China’s ocean-theme-park industry is accused of catching hundreds of dolphins, belugas and other marine mammals from the wild and keeping them in unsuitable conditions. (Xu Jing/The Washington Post)
"Such captures also disrupt normal social groups," it said, adding that for some species the disruption is "definitely contributing to population decline." In captivity, the report said, many animals are probably living in conditions that are "inadequate to meet the complex physical and behavioral needs of cetaceans."
Belugas, or white whales, are listed as "near threatened" under the Convention on International Trade in Endangered Species of Wild Fauna and Flora (CITES), an international treaty signed in 1973 to protect wildlife against overexploitation. Virtually all of the belugas in China are imported from Russia, where the population is falling, the CCA said, at a reported price of $125,000 to $240,000 each.

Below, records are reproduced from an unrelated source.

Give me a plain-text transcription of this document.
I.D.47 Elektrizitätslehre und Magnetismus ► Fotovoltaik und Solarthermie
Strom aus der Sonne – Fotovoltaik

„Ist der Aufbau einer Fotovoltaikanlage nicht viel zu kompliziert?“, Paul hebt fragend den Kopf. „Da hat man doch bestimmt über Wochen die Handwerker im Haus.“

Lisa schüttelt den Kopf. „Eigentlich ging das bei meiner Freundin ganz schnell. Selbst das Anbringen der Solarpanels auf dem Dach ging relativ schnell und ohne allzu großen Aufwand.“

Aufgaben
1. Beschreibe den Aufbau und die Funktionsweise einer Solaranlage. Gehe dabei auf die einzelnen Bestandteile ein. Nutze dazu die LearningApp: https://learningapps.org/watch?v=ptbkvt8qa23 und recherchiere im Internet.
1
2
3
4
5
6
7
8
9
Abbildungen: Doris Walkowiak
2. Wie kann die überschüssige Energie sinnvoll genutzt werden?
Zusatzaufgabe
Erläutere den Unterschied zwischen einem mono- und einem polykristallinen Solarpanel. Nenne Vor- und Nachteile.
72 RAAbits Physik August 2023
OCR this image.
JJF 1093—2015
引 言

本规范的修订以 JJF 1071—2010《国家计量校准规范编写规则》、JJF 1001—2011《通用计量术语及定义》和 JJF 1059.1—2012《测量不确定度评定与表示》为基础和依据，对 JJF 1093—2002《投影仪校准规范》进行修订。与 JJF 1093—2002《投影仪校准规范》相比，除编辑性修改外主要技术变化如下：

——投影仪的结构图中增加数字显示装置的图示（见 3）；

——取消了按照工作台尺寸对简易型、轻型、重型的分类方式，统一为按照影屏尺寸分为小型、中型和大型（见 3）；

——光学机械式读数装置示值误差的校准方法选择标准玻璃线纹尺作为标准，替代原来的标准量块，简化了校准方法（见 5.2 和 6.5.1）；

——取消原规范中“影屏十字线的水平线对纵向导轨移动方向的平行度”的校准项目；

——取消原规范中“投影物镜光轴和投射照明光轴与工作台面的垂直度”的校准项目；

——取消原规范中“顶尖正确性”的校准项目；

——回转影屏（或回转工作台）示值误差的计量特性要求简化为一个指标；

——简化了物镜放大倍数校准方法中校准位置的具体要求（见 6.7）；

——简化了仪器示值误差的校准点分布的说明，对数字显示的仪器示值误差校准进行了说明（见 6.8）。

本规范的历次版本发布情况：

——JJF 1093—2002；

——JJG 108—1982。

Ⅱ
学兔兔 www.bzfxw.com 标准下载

Intensely social animals, belugas can swim up to 100 miles a day in the wild and routinely dive 30 to 1,000 feet in arctic and subarctic waters. In captivity, they circle back and forth in shallow, featureless tanks and are taught to perform tricks that conflict with their natural behaviors.
Chinese media reported the first birth of a beluga in captivity here in 2014. The calf died within a month, the CCA said, citing park staff members who said the animal is believed to have died because the tank was too small to allow its mother to nurse it.
Chimelong has 18 belugas and 41 bottlenose dolphins, according to the CCA, and it has three polar bears on public display. Whale sharks swim in a giant aquarium beside the park’s fanciest restaurant, while outside, roller-coaster rides, carousels and parades of ocean-themed floats follow the formula popularized by SeaWorld in Florida, rendered with a dash of Disney and a Chinese twist.
Still, it is the only ocean theme park in China that provides public information about financial support for the conservation of cetaceans in their natural habitat.
In a shopping mall in the southern city of Guangzhou, Grandview Mall Ocean World offers a lower-budget vision that still brings in crowds.
A lone white bear paces in a tiny enclosure; billed as a polar bear, it is most likely a cross between a brown bear and a polar bear, experts said. Five walrus calves swim in a small, dirty tank, and arctic wolves lie listlessly in a room, while six belugas peer through glass at tourists.